String Quartet is Adams' second full-sized work for that combination of instruments. His first, 1994's John's Book of Alleged Dances (Nonesuch, 1998), is a set of 11 short pieces written for Kronos Quartet. Hearing the St. Lawrence String Quartet perform that work inspired Adams to compose String Quartet for them, which led to its world premiere at The Juilliard School in 2009. Since then, the group has performed the work more than 50 times throughout North America, Europe, and New Zealand, including a critically acclaimed performance at Carnegie Hall's Zankel Hall in March 2011. The Philadelphia Inquirer said of one of those concerts, "The piece is a knockout. Thanks to the St. Lawrence telepathic sense of ensemble, so was the performance."
With a flexible roster of 33 leading instrumentalists performing in forces ranging from solos to large ensembles, the International Contemporary Ensemble (ICE) functions as performer, presenter, and educator, advancing the music of our time and pursuing groundbreaking strategies for audience engagement. Since its founding in 2001, ICE has premiered more than 500 compositions, the bulk of them by emerging composers, in venues ranging from New York's Lincoln Center and Chicago's Museum of Contemporary Art to galleries, bars, clubs, and schools around the world.

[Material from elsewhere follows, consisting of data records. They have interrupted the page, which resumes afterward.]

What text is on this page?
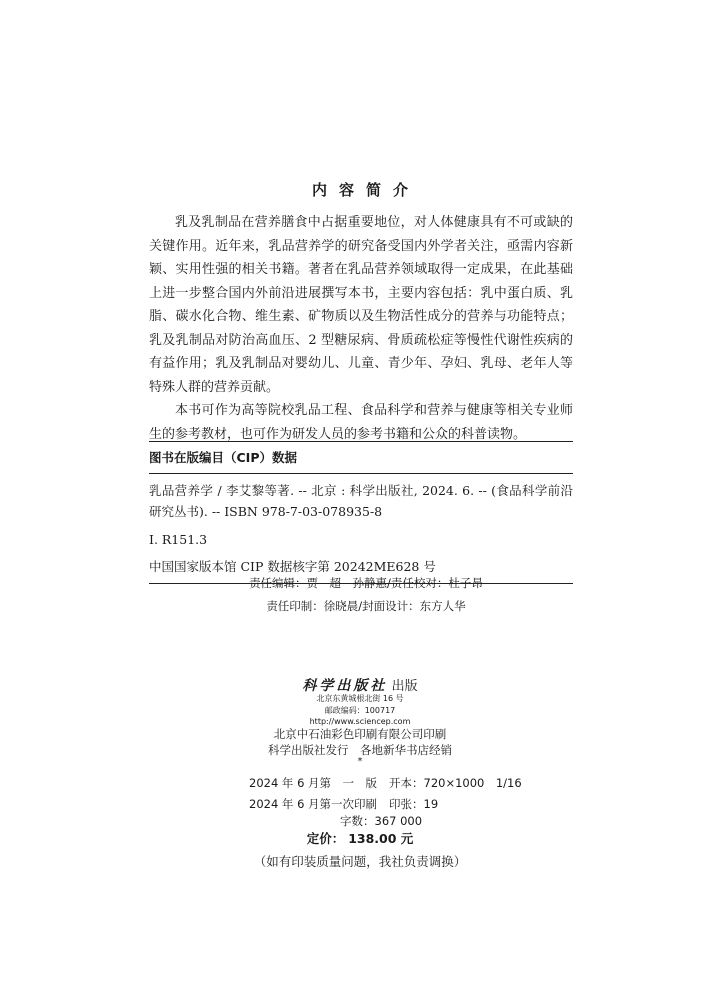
内容简介

乳及乳制品在营养膳食中占据重要地位，对人体健康具有不可或缺的关键作用。近年来，乳品营养学的研究备受国内外学者关注，亟需内容新颖、实用性强的相关书籍。著者在乳品营养领域取得一定成果，在此基础上进一步整合国内外前沿进展撰写本书，主要内容包括：乳中蛋白质、乳脂、碳水化合物、维生素、矿物质以及生物活性成分的营养与功能特点；乳及乳制品对防治高血压、2 型糖尿病、骨质疏松症等慢性代谢性疾病的有益作用；乳及乳制品对婴幼儿、儿童、青少年、孕妇、乳母、老年人等特殊人群的营养贡献。

本书可作为高等院校乳品工程、食品科学和营养与健康等相关专业师生的参考教材，也可作为研发人员的参考书籍和公众的科普读物。

图书在版编目（CIP）数据
乳品营养学 / 李艾黎等著. -- 北京 : 科学出版社, 2024. 6. -- (食品科学前沿研究丛书). -- ISBN 978-7-03-078935-8
Ⅰ. R151.3
中国国家版本馆 CIP 数据核字第 20242ME628 号
责任编辑：贾　超　孙静惠/责任校对：杜子昂
责任印制：徐晓晨/封面设计：东方人华
科学出版社 出版
北京东黄城根北街 16 号
邮政编码：100717
http://www.sciencep.com
北京中石油彩色印刷有限公司印刷
科学出版社发行　各地新华书店经销
*
2024 年 6 月第　一　版 开本：720×1000　1/16
2024 年 6 月第一次印刷 印张：19
字数：367 000
定价： 138.00 元
（如有印装质量问题，我社负责调换）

Established in 1989, the St. Lawrence String Quartet (SLSQ) has developed a reputation as a world-class chamber ensemble. The quartet performs more than 120 concerts annually worldwide and calls Stanford University, where the group is ensemble-in-residence, home. The SLSQ is committed to the great, established quartet literature and also champions new works by composers like John Adams, Osvaldo Golijov, Eziquiel Vinao, and Jonathan Berger. The quartet comprises founding members Lesley Robertson (viola) and Geoff Nuttall (violin); cellist Christopher Costanza, who joined the group in 2003; and violinist Scott St. John, who joined in 2006.
John Adams is one of America's most admired and respected composers. A musician of enormous range and technical command, he has produced works, both operatic and symphonic, that stand out among all contemporary classical music for the depth of their expression, the brilliance of their sound, and the profoundly humanist nature of their themes. His music has played a decisive role in turning the tide of musical aesthetics away from the theoretical principles of European modernism toward a more expansive and expressive language, so characteristic of his New World surroundings.